The Yoneda lemma is sometimes claimed to simplify proofs. For instance, the associativity of binary products can be proved by considering $\hom(X, (A \times B) \times C)$, and by the bijection of sets $(U \times V) \times W \cong U \times (V \times W)$ we get the result.
However, this neglects the naturality of that family of bijection. Wouldn't it be just as tedious to verify naturality as doing the proof by diagram chasing? This seems to especially be the case when equalizers and exponentials etc. are involved, so the rearrangement is non-trivial. Ascending to 2-categories, this problem only gets worse.

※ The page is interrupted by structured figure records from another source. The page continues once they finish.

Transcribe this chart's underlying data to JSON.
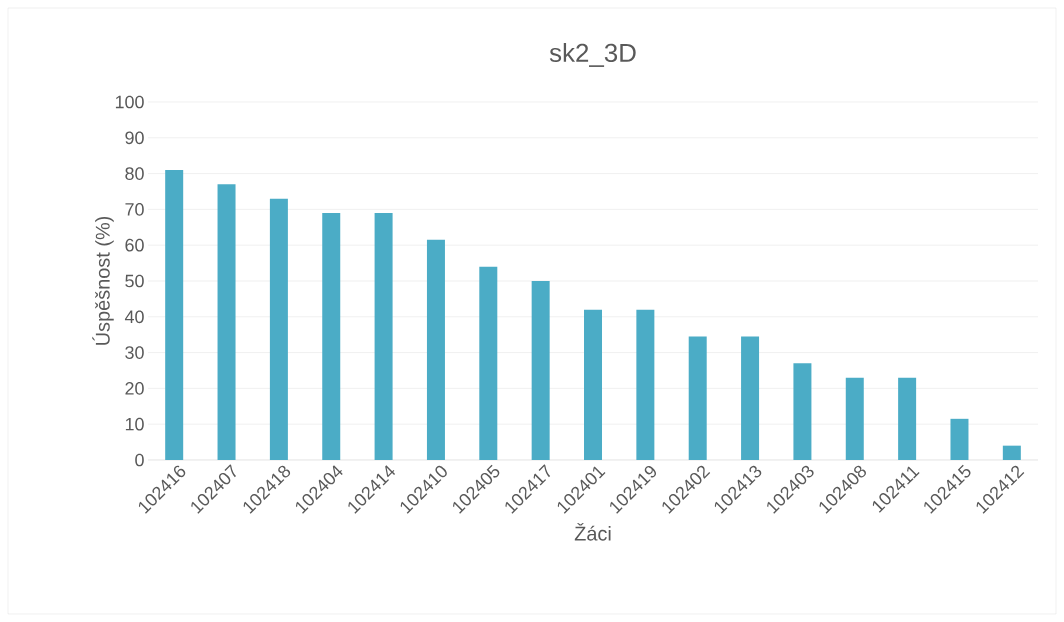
{
  "chart_data": {
    "type": "bar",
    "title": "sk2_3D",
    "xlabel": "Žáci",
    "ylabel": "Úspěšnost (%)",
    "categories": [
      "102416",
      "102407",
      "102418",
      "102404",
      "102414",
      "102410",
      "102405",
      "102417",
      "102401",
      "102419",
      "102402",
      "102413",
      "102403",
      "102408",
      "102411",
      "102415",
      "102412"
    ],
    "values": [
      81,
      77,
      73,
      69,
      69,
      61.5,
      54,
      50,
      42,
      42,
      34.5,
      34.5,
      27,
      23,
      23,
      11.5,
      4
    ],
    "color": "#4bacc6",
    "ylim": [
      0,
      100
    ],
    "yticks": [
      0,
      10,
      20,
      30,
      40,
      50,
      60,
      70,
      80,
      90,
      100
    ],
    "grid": "y"
  }
}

Is there a nice trick that reduces the work, while staying completely rigorous?
As with so many things, you proceed in small steps. I will not go into too many details because basic things like this depend on definitions and you have not provided any.

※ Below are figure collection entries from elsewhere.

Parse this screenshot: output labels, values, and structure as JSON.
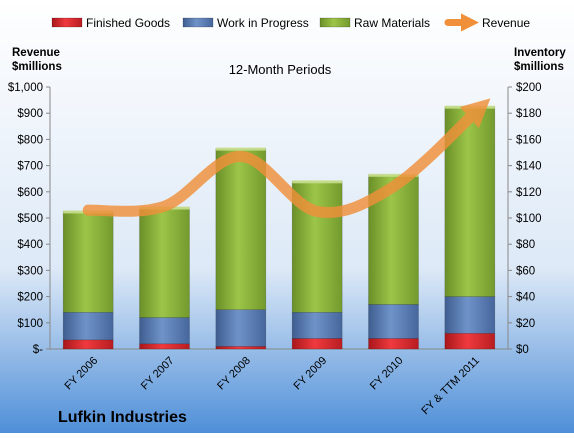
{
  "chart_data": {
    "type": "bar",
    "stacked": true,
    "subtitle": "12-Month Periods",
    "company": "Lufkin Industries",
    "left_axis": {
      "label_line1": "Revenue",
      "label_line2": "$millions",
      "range": [
        0,
        1000
      ],
      "ticks": [
        "$-",
        "$100",
        "$200",
        "$300",
        "$400",
        "$500",
        "$600",
        "$700",
        "$800",
        "$900",
        "$1,000"
      ]
    },
    "right_axis": {
      "label_line1": "Inventory",
      "label_line2": "$millions",
      "range": [
        0,
        200
      ],
      "ticks": [
        "$0",
        "$20",
        "$40",
        "$60",
        "$80",
        "$100",
        "$120",
        "$140",
        "$160",
        "$180",
        "$200"
      ]
    },
    "categories": [
      "FY 2006",
      "FY 2007",
      "FY 2008",
      "FY 2009",
      "FY 2010",
      "FY & TTM 2011"
    ],
    "series": [
      {
        "name": "Finished Goods",
        "axis": "right",
        "kind": "bar",
        "color": "#e8262b",
        "values": [
          7,
          4,
          2,
          8,
          8,
          12
        ]
      },
      {
        "name": "Work in Progress",
        "axis": "right",
        "kind": "bar",
        "color": "#5b7db5",
        "values": [
          21,
          20,
          28,
          20,
          26,
          28
        ]
      },
      {
        "name": "Raw Materials",
        "axis": "right",
        "kind": "bar",
        "color": "#8db53b",
        "values": [
          77,
          84,
          123,
          100,
          99,
          145
        ]
      },
      {
        "name": "Revenue",
        "axis": "left",
        "kind": "line",
        "color": "#f0903a",
        "values": [
          530,
          545,
          735,
          525,
          620,
          920
        ]
      }
    ],
    "legend_position": "top",
    "grid": false
  }
}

First: $$\textrm{Hom} (X, (A \times B) \times C) \cong \textrm{Hom} (X, A \times B) \times \textrm{Hom} (X, C)$$ This is natural in $X, A, B, C$ and is either by definition of $\times$ or a basic lemma you prove soon. Note that $\times$ of sets may have a different definition – it doesn't matter, as long as you are consistent. Then we repeat: $$\textrm{Hom} (X, A \times B) \times \textrm{Hom} (X, C) \cong (\textrm{Hom} (X, A) \times \textrm{Hom} (X, B)) \times \textrm{Hom} (X, C)$$ This too is natural in $X, A, B, C$, of course. Now, $$(\textrm{Hom} (X, A) \times \textrm{Hom} (X, B)) \times \textrm{Hom} (X, C) \cong \textrm{Hom} (X, A) \times (\textrm{Hom} (X, B) \times \textrm{Hom} (X, C))$$ naturally in $X, A, B, C$. This is supposed to be a lemma you already know – otherwise there is indeed no point using Yoneda for this. Now we basically reverse the earlier steps: $$\textrm{Hom} (X, A) \times (\textrm{Hom} (X, B) \times \textrm{Hom} (X, C)) \cong \textrm{Hom} (X, A) \times \textrm{Hom} (X, B \times C)$$ $$\textrm{Hom} (X, A) \times \textrm{Hom} (X, B \times C) \cong \textrm{Hom} (X, A \times (B \times C))$$ Compose all of these natural bijections to obtain: $$\textrm{Hom} (X, (A \times B) \times C) \cong \textrm{Hom} (X, A \times (B \times C))$$ Then finally use the fully-faithfulness of the Yoneda embedding to deduce: $$(A \times B) \times C \cong A \times (B \times C)$$ This is natural in $A, B, C$, of course.